Конфирмация в Хиетамяки, Ленинградская область, в 1931 году. Из личного альбома пастора Селима Ялмари Лаурикалла[/caption] Однако после системных советских репрессий, связанных поначалу с участием ингерманландцев в Белом движении, а потом с Зимней войной СССР против Финляндии, почти всё коренное население было депортировано, тысячи людей погибли в ГУЛАГе. Те, кто остались, в войну очутились по другую линию фронта.

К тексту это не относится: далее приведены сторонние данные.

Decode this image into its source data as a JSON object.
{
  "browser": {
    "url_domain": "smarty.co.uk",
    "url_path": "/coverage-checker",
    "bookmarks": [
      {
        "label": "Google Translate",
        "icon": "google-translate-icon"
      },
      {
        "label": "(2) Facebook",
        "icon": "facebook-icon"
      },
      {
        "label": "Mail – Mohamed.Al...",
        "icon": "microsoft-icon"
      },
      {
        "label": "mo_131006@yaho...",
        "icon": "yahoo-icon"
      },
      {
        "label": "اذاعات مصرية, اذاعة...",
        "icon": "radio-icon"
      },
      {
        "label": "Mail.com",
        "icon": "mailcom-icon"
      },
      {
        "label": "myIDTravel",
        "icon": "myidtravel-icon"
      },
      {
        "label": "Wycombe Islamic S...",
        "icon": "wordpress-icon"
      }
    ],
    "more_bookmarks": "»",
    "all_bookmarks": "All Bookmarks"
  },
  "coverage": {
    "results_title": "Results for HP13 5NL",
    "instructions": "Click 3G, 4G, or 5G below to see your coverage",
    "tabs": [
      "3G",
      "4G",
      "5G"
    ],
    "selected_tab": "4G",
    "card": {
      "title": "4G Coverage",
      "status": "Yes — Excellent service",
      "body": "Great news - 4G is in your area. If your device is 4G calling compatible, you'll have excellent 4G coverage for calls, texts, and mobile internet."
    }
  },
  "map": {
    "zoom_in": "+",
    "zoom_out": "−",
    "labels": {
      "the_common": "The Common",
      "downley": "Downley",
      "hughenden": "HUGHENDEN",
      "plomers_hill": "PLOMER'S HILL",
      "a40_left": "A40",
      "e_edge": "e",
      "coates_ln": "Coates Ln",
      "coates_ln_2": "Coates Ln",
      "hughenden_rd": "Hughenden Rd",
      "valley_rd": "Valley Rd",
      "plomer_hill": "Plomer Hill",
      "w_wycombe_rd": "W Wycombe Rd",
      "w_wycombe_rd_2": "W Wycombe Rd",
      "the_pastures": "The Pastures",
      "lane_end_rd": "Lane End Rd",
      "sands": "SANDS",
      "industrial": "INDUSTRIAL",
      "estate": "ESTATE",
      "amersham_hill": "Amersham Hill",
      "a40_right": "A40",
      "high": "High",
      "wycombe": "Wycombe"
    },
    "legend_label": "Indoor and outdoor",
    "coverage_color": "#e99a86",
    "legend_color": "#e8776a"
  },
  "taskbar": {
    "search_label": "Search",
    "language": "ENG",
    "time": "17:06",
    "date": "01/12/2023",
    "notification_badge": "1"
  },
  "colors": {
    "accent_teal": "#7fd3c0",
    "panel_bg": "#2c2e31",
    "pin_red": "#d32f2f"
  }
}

Некоторые из них смогли остаться и выжить, другие бежали и добрались до Финляндии, но многие встретили смерть от болезней в гитлеровских концлагерях. Немцы хотя и были союзниками финнов, не всегда церемонились с деревенскими жителями, особенно из России.
После смерти Сталина репрессированные ингерманландцы получили свободу. Поначалу им не разрешали селиться в Ленинградской области, однако многие смогли найти жильё в соседних регионах и прибалтийских республиках. С хрущёвской «оттепелью» они стали возвращаться на историческую родину. Большинство из них постепенно «обрусели», другие массово уехали в Финляндию в 90-е, когда финское правительство давало ингерманландцам такую возможность. Многие из них пустили корни в Прибалтике.
Вернувшиеся объяснили свой выбор тем, что историческая родина одна и она находится всё же в России. А для финнов и родственных народов родовая память и преданность корням – такая же ключевая часть жизненной философии, как для буддиста – медитация.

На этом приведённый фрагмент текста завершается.